Published
The reason that patients s/p heart transplant don't get atropine for symptomatic bradycardia is that their hearts are denervated and won't respond to it. Atropine has many side effects and so is not a benign drug to use with impugnity. Over time some autonomic re-innervation usually occurs, although the mechanism is unknown. This makes the heart more responsive to anticholinergics like atropine. Most centers will go directly to transcutaneous pacing in symptomatic bradycardic heart recipients who no longer have pacing wires in situ. The University of Florida Health Sciences Center found that IV theophylline is an effective treatment for symptomatic bradycardia (when coupled with temporary pacing) in heart recipients back in 1996. The cause of post-operative bradycardia in heart recipients is thought to be endogenous adenosine and theophylline is an adenosine receptor antagonist, so it makes sense that it would help with the bradycardia. But this has not been incorporated into ACLS protocols for hemodynamically significant bradycardia in the heart recipient. So pacing is still the treatment of choice.
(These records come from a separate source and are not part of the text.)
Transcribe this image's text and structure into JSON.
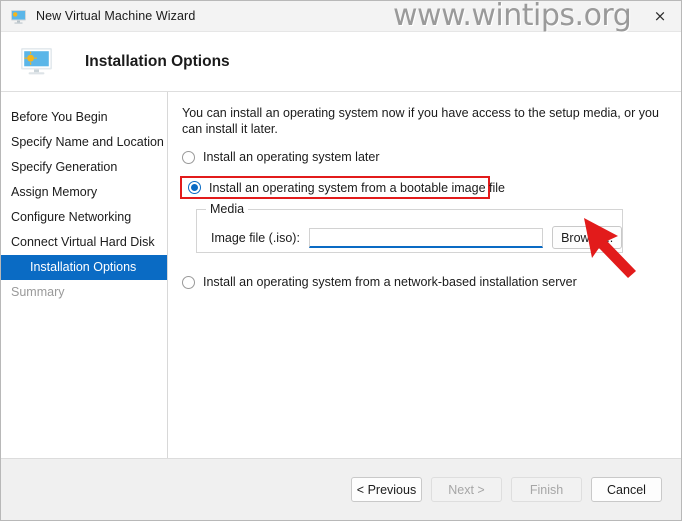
{
  "window": {
    "title": "New Virtual Machine Wizard",
    "icon": "virtual-machine-monitor-icon",
    "close_label": "×"
  },
  "watermark": {
    "text": "www.wintips.org"
  },
  "header": {
    "title": "Installation Options",
    "icon": "virtual-machine-monitor-icon"
  },
  "sidebar": {
    "items": [
      {
        "label": "Before You Begin",
        "state": "normal"
      },
      {
        "label": "Specify Name and Location",
        "state": "normal"
      },
      {
        "label": "Specify Generation",
        "state": "normal"
      },
      {
        "label": "Assign Memory",
        "state": "normal"
      },
      {
        "label": "Configure Networking",
        "state": "normal"
      },
      {
        "label": "Connect Virtual Hard Disk",
        "state": "normal"
      },
      {
        "label": "Installation Options",
        "state": "current"
      },
      {
        "label": "Summary",
        "state": "disabled"
      }
    ]
  },
  "content": {
    "intro": "You can install an operating system now if you have access to the setup media, or you can install it later.",
    "options": [
      {
        "label": "Install an operating system later",
        "checked": false
      },
      {
        "label": "Install an operating system from a bootable image file",
        "checked": true
      },
      {
        "label": "Install an operating system from a network-based installation server",
        "checked": false
      }
    ],
    "media": {
      "legend": "Media",
      "iso_label": "Image file (.iso):",
      "iso_value": "",
      "iso_placeholder": "",
      "browse_label": "Browse..."
    }
  },
  "annotations": {
    "highlight_color": "#e21b1b",
    "arrow_color": "#e21b1b",
    "accent_color": "#0a6bc4"
  },
  "footer": {
    "buttons": [
      {
        "label": "< Previous",
        "enabled": true
      },
      {
        "label": "Next >",
        "enabled": false
      },
      {
        "label": "Finish",
        "enabled": false
      },
      {
        "label": "Cancel",
        "enabled": true
      }
    ]
  }
}
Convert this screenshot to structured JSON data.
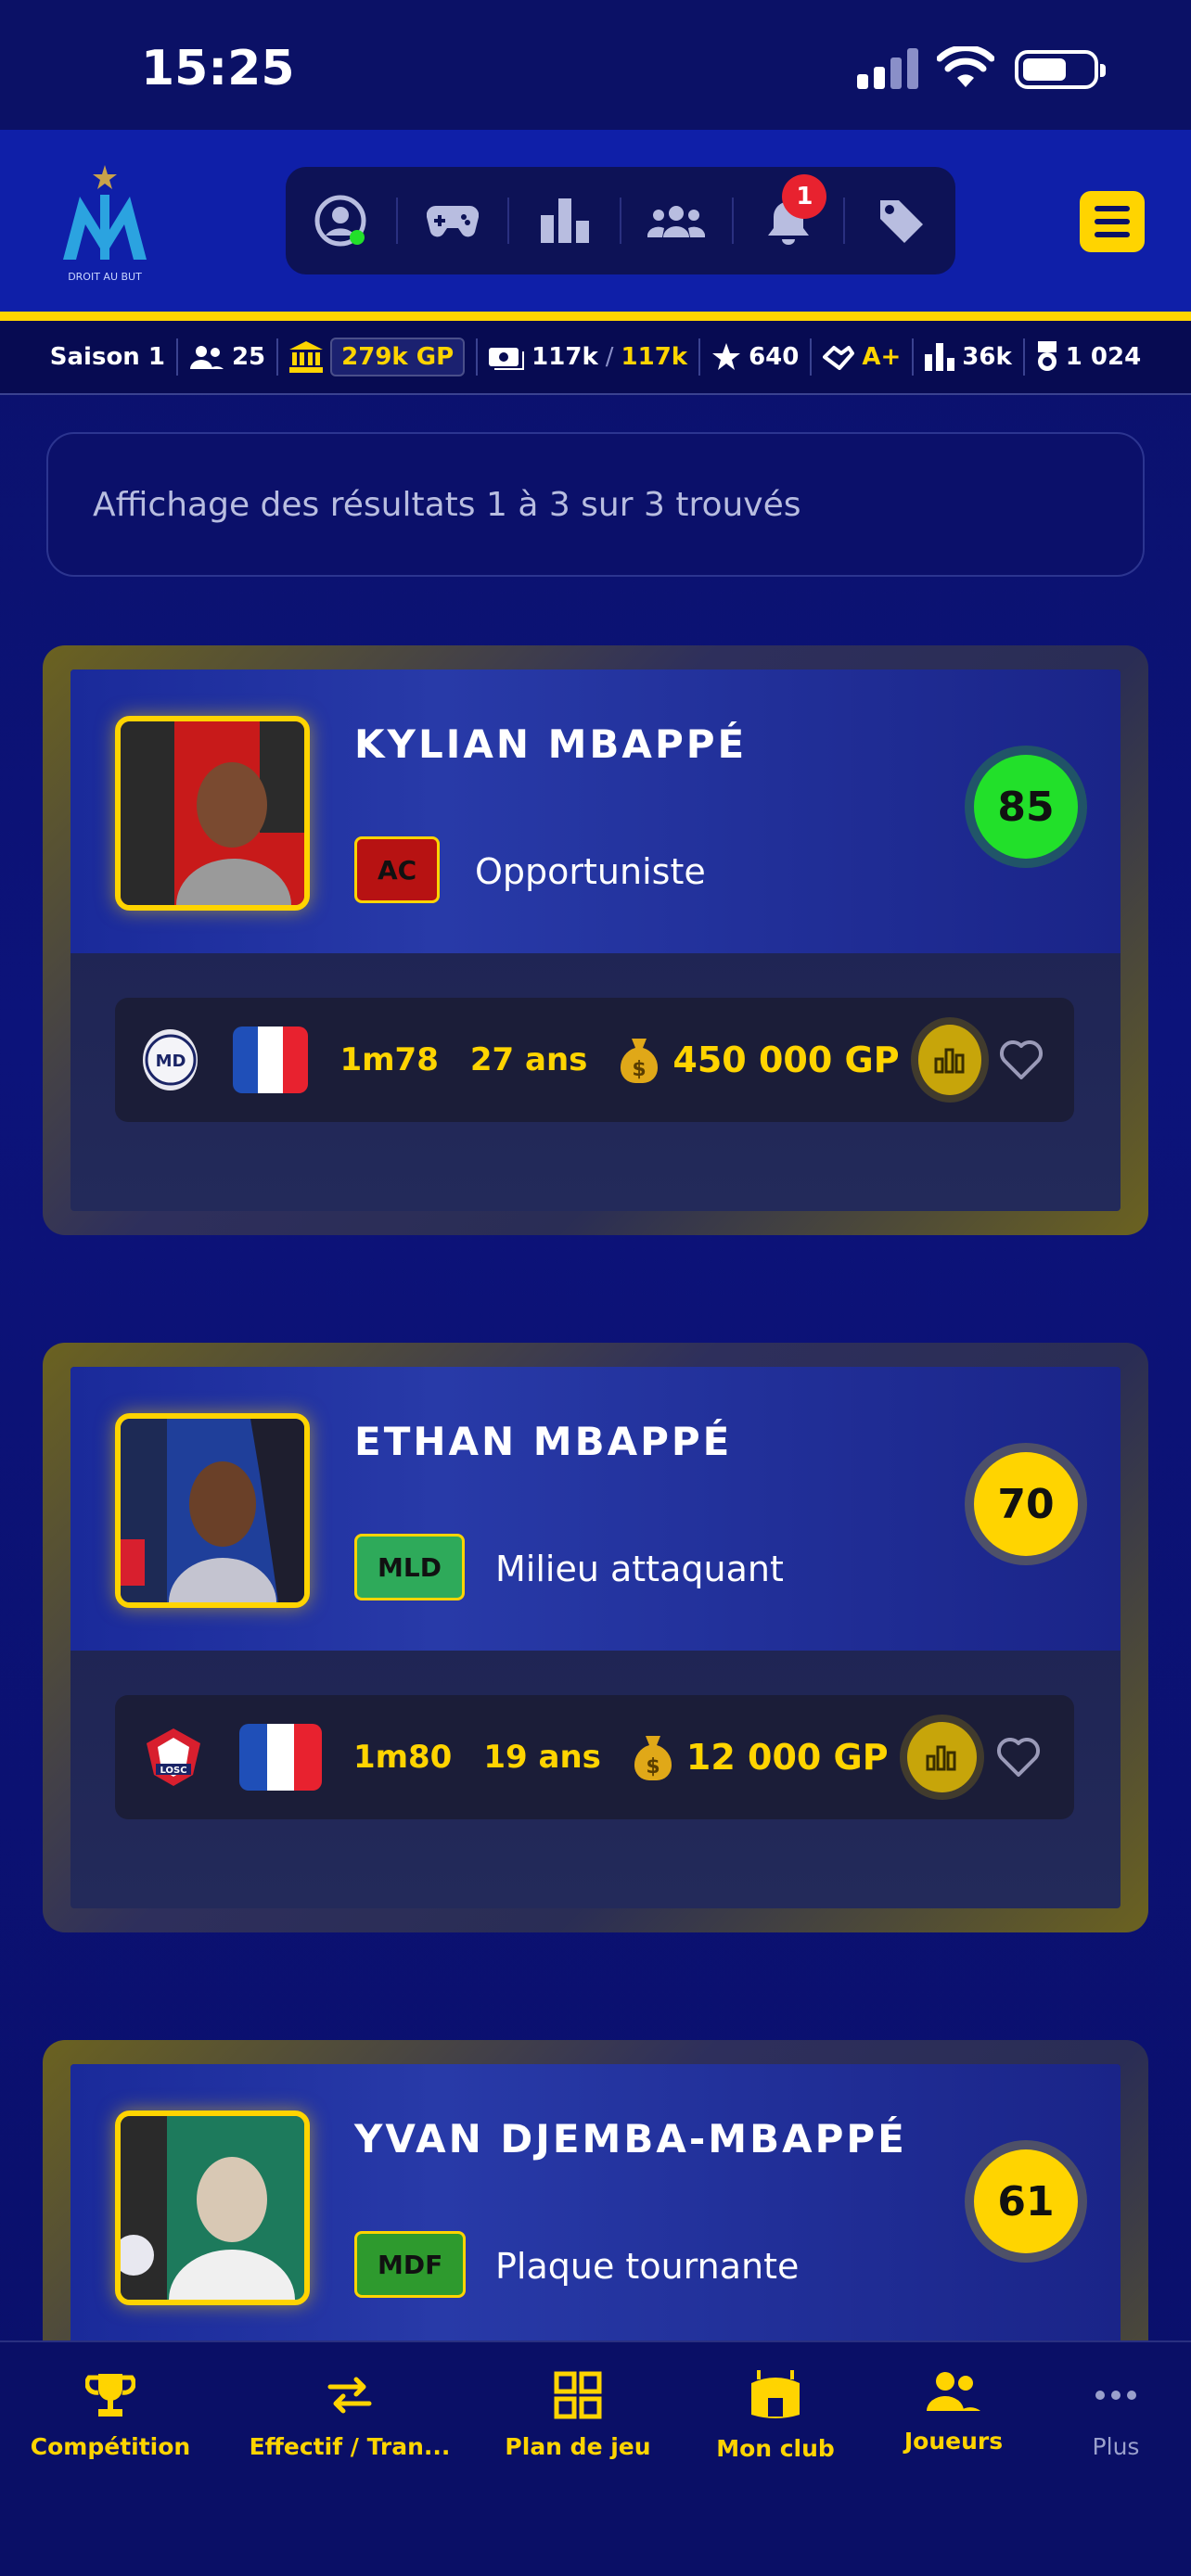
{
  "status_bar": {
    "time": "15:25"
  },
  "header": {
    "club_motto": "DROIT AU BUT",
    "notifications_count": "1"
  },
  "stats_strip": {
    "season": "Saison 1",
    "members": "25",
    "bank": "279k GP",
    "cash": "117k",
    "cash_max": "117k",
    "stars": "640",
    "rank": "A+",
    "points": "36k",
    "trophies": "1 024"
  },
  "results": {
    "text": "Affichage des résultats 1 à 3 sur 3 trouvés"
  },
  "players": [
    {
      "name": "KYLIAN MBAPPÉ",
      "position": "AC",
      "role": "Opportuniste",
      "rating": "85",
      "height": "1m78",
      "age": "27 ans",
      "price": "450 000 GP",
      "rating_color": "#22e02a",
      "position_color": "#b71212"
    },
    {
      "name": "ETHAN MBAPPÉ",
      "position": "MLD",
      "role": "Milieu attaquant",
      "rating": "70",
      "height": "1m80",
      "age": "19 ans",
      "price": "12 000 GP",
      "rating_color": "#ffd400",
      "position_color": "#2eaa5a"
    },
    {
      "name": "YVAN DJEMBA-MBAPPÉ",
      "position": "MDF",
      "role": "Plaque tournante",
      "rating": "61",
      "rating_color": "#ffd400",
      "position_color": "#2e9a2e"
    }
  ],
  "tabbar": {
    "competition": "Compétition",
    "effectif": "Effectif / Tran...",
    "plan": "Plan de jeu",
    "monclub": "Mon club",
    "joueurs": "Joueurs",
    "plus": "Plus"
  }
}
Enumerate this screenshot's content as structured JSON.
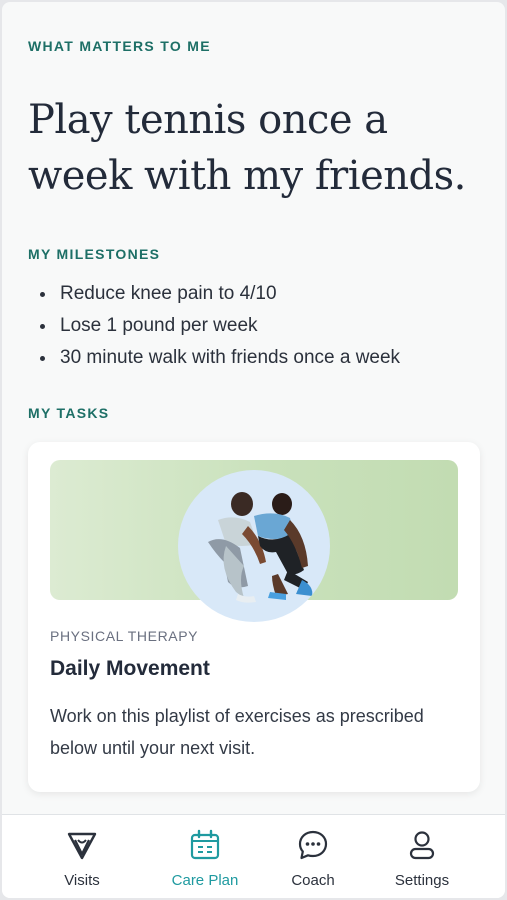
{
  "what_matters": {
    "label": "WHAT MATTERS TO ME",
    "goal": "Play tennis once a week with my friends."
  },
  "milestones": {
    "label": "MY MILESTONES",
    "items": [
      "Reduce knee pain to 4/10",
      "Lose 1 pound per week",
      "30 minute walk with friends once a week"
    ]
  },
  "tasks": {
    "label": "MY TASKS",
    "card": {
      "kicker": "PHYSICAL THERAPY",
      "title": "Daily Movement",
      "body": "Work on this playlist of exercises as prescribed below until your next visit.",
      "image": "two-people-stretching-photo"
    }
  },
  "tabbar": {
    "tabs": [
      {
        "label": "Visits",
        "icon": "visits-logo-icon",
        "active": false
      },
      {
        "label": "Care Plan",
        "icon": "calendar-icon",
        "active": true
      },
      {
        "label": "Coach",
        "icon": "chat-bubble-icon",
        "active": false
      },
      {
        "label": "Settings",
        "icon": "person-icon",
        "active": false
      }
    ]
  },
  "colors": {
    "accent_teal": "#1d6f66",
    "active_tab": "#1f9aa0",
    "text_dark": "#232b3a",
    "banner_green": "#c9e1bb",
    "photo_blue": "#d8e8f8"
  }
}
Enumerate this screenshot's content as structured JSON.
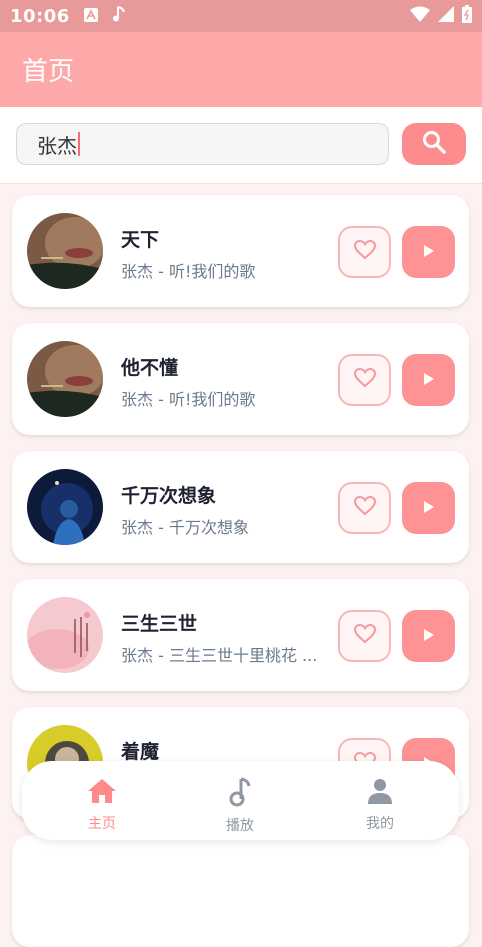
{
  "status_bar": {
    "time": "10:06"
  },
  "app_bar": {
    "title": "首页"
  },
  "search": {
    "value": "张杰"
  },
  "songs": [
    {
      "title": "天下",
      "subtitle": "张杰 - 听!我们的歌"
    },
    {
      "title": "他不懂",
      "subtitle": "张杰 - 听!我们的歌"
    },
    {
      "title": "千万次想象",
      "subtitle": "张杰 - 千万次想象"
    },
    {
      "title": "三生三世",
      "subtitle": "张杰 - 三生三世十里桃花 ..."
    },
    {
      "title": "着魔",
      "subtitle": ""
    }
  ],
  "nav": {
    "home_label": "主页",
    "play_label": "播放",
    "mine_label": "我的"
  },
  "colors": {
    "app_bar": "#fea9a9",
    "status_bar": "#e89a9a",
    "accent": "#ff8c8c",
    "like_border": "#fcb5b5"
  }
}
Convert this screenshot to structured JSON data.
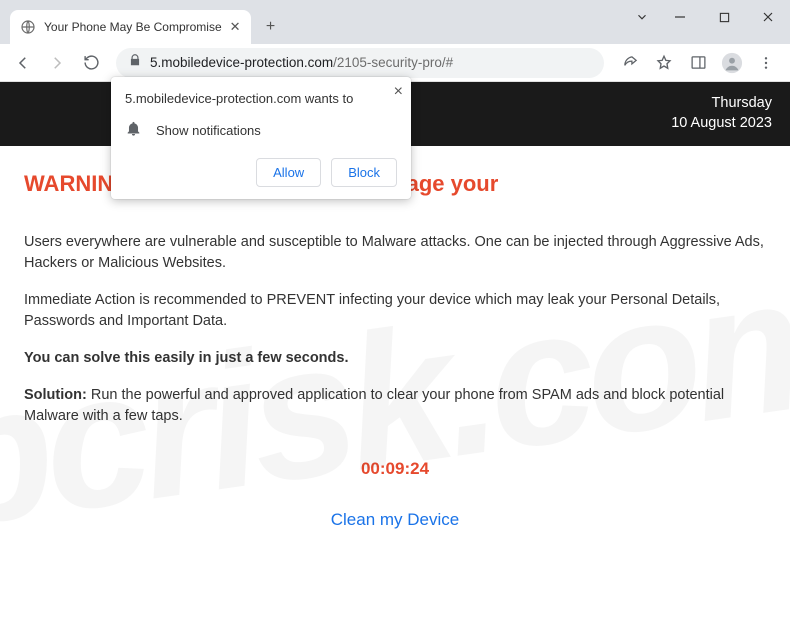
{
  "window": {
    "tab_title": "Your Phone May Be Compromise",
    "url_host": "5.mobiledevice-protection.com",
    "url_path": "/2105-security-pro/#"
  },
  "date": {
    "day": "Thursday",
    "full": "10 August 2023"
  },
  "page": {
    "headline": "WARNIN                                                age your",
    "para1": "Users everywhere are vulnerable and susceptible to Malware attacks. One can be injected through Aggressive Ads, Hackers or Malicious Websites.",
    "para2": "Immediate Action is recommended to PREVENT infecting your device which may leak your Personal Details, Passwords and Important Data.",
    "solve_line": "You can solve this easily in just a few seconds.",
    "solution_label": "Solution:",
    "solution_text": " Run the powerful and approved application to clear your phone from SPAM ads and block potential Malware with a few taps.",
    "timer": "00:09:24",
    "cta": "Clean my Device"
  },
  "prompt": {
    "origin_line": "5.mobiledevice-protection.com wants to",
    "show_notifications": "Show notifications",
    "allow": "Allow",
    "block": "Block"
  },
  "watermark": "pcrisk.com"
}
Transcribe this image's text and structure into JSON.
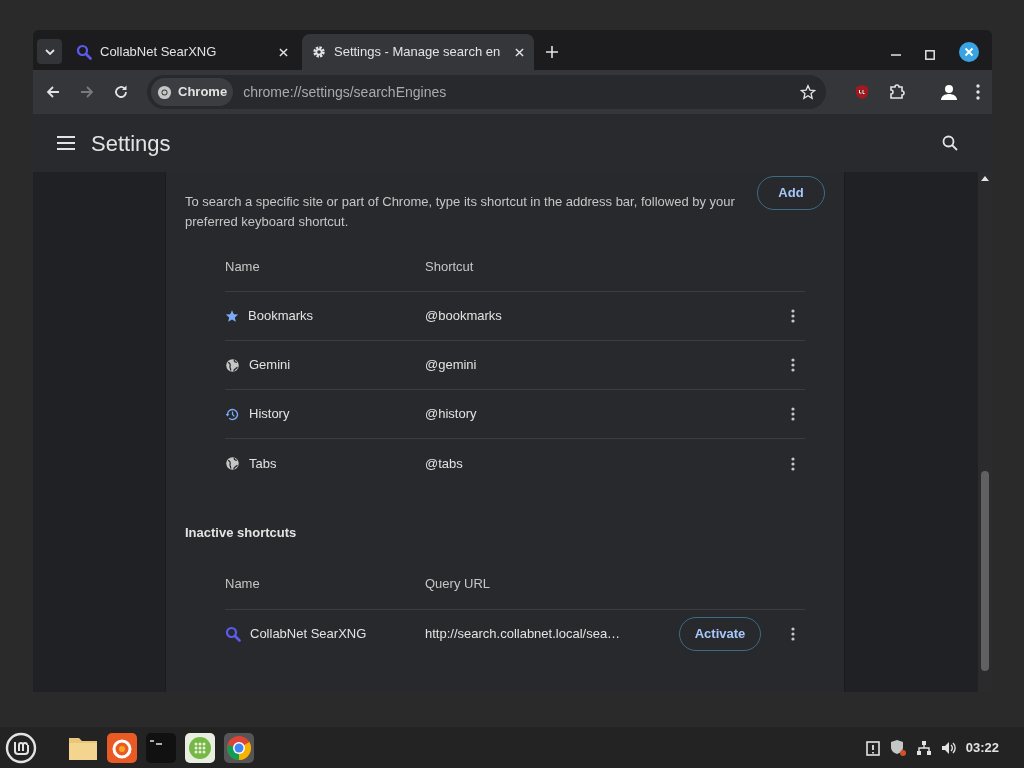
{
  "tabs": [
    {
      "title": "CollabNet SearXNG",
      "kind": "search",
      "selected": false
    },
    {
      "title": "Settings - Manage search en",
      "kind": "gear",
      "selected": true
    }
  ],
  "toolbar": {
    "site_chip": "Chrome",
    "url": "chrome://settings/searchEngines"
  },
  "header": {
    "title": "Settings"
  },
  "site_search": {
    "description": "To search a specific site or part of Chrome, type its shortcut in the address bar, followed by your preferred keyboard shortcut.",
    "add_button": "Add",
    "columns": [
      "Name",
      "Shortcut"
    ],
    "rows": [
      {
        "kind": "star",
        "name": "Bookmarks",
        "shortcut": "@bookmarks"
      },
      {
        "kind": "globe",
        "name": "Gemini",
        "shortcut": "@gemini"
      },
      {
        "kind": "history",
        "name": "History",
        "shortcut": "@history"
      },
      {
        "kind": "globe",
        "name": "Tabs",
        "shortcut": "@tabs"
      }
    ]
  },
  "inactive": {
    "title": "Inactive shortcuts",
    "columns": [
      "Name",
      "Query URL"
    ],
    "rows": [
      {
        "kind": "search",
        "name": "CollabNet SearXNG",
        "query_url": "http://search.collabnet.local/sea…",
        "button": "Activate"
      }
    ]
  },
  "taskbar": {
    "clock": "03:22"
  }
}
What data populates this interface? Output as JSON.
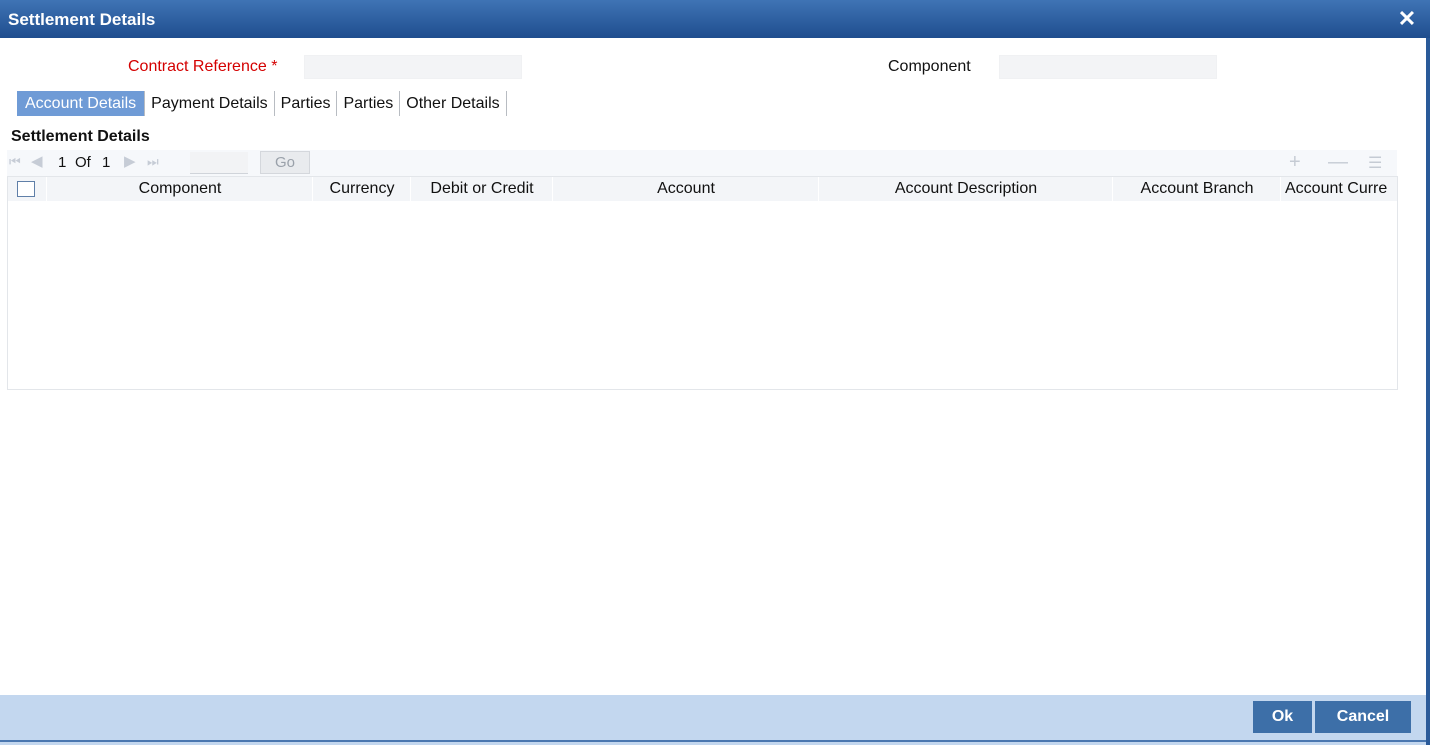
{
  "window": {
    "title": "Settlement Details",
    "close_icon": "close-icon",
    "close_glyph": "✕"
  },
  "form": {
    "contract_reference": {
      "label": "Contract Reference",
      "required_mark": "*",
      "value": ""
    },
    "component": {
      "label": "Component",
      "value": ""
    }
  },
  "tabs": [
    {
      "label": "Account Details",
      "active": true
    },
    {
      "label": "Payment Details",
      "active": false
    },
    {
      "label": "Parties",
      "active": false
    },
    {
      "label": "Parties",
      "active": false
    },
    {
      "label": "Other Details",
      "active": false
    }
  ],
  "section": {
    "title": "Settlement Details"
  },
  "pager": {
    "current": "1",
    "of_label": "Of",
    "total": "1",
    "go_label": "Go",
    "page_input": "",
    "icons": {
      "first": "first-page-icon",
      "prev": "previous-page-icon",
      "next": "next-page-icon",
      "last": "last-page-icon",
      "add": "add-row-icon",
      "remove": "remove-row-icon",
      "columns": "column-list-icon"
    }
  },
  "grid": {
    "columns": [
      "Component",
      "Currency",
      "Debit or Credit",
      "Account",
      "Account Description",
      "Account Branch",
      "Account Curre"
    ],
    "rows": []
  },
  "footer": {
    "ok_label": "Ok",
    "cancel_label": "Cancel"
  },
  "colors": {
    "title_bar": "#1f4e8e",
    "active_tab": "#6f9bd6",
    "required_label": "#d40000",
    "footer_bg": "#c3d7ef",
    "button_bg": "#3d6fa8"
  }
}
Thanks for the info. Took care of the patient last night, her heart rate kept dropping into the 50s along with her BP. Her heart rate and BP would stay that way for a minute then go back up to SR and her BP would stabilize. I'm not working tonight so I don't know what happened today.
If her bp and HR were both dropping, dopamine may help. I'm not sure if that would work in an heart tx patient, but may be worth considering.
RN1982
3,362 Posts
So I have a patient who is 8 years post heart transplant. From my understanding these patients are not suppose to receive Atropine for bradycardia. So whats the standard medication for bradycardia in heart transplant patients?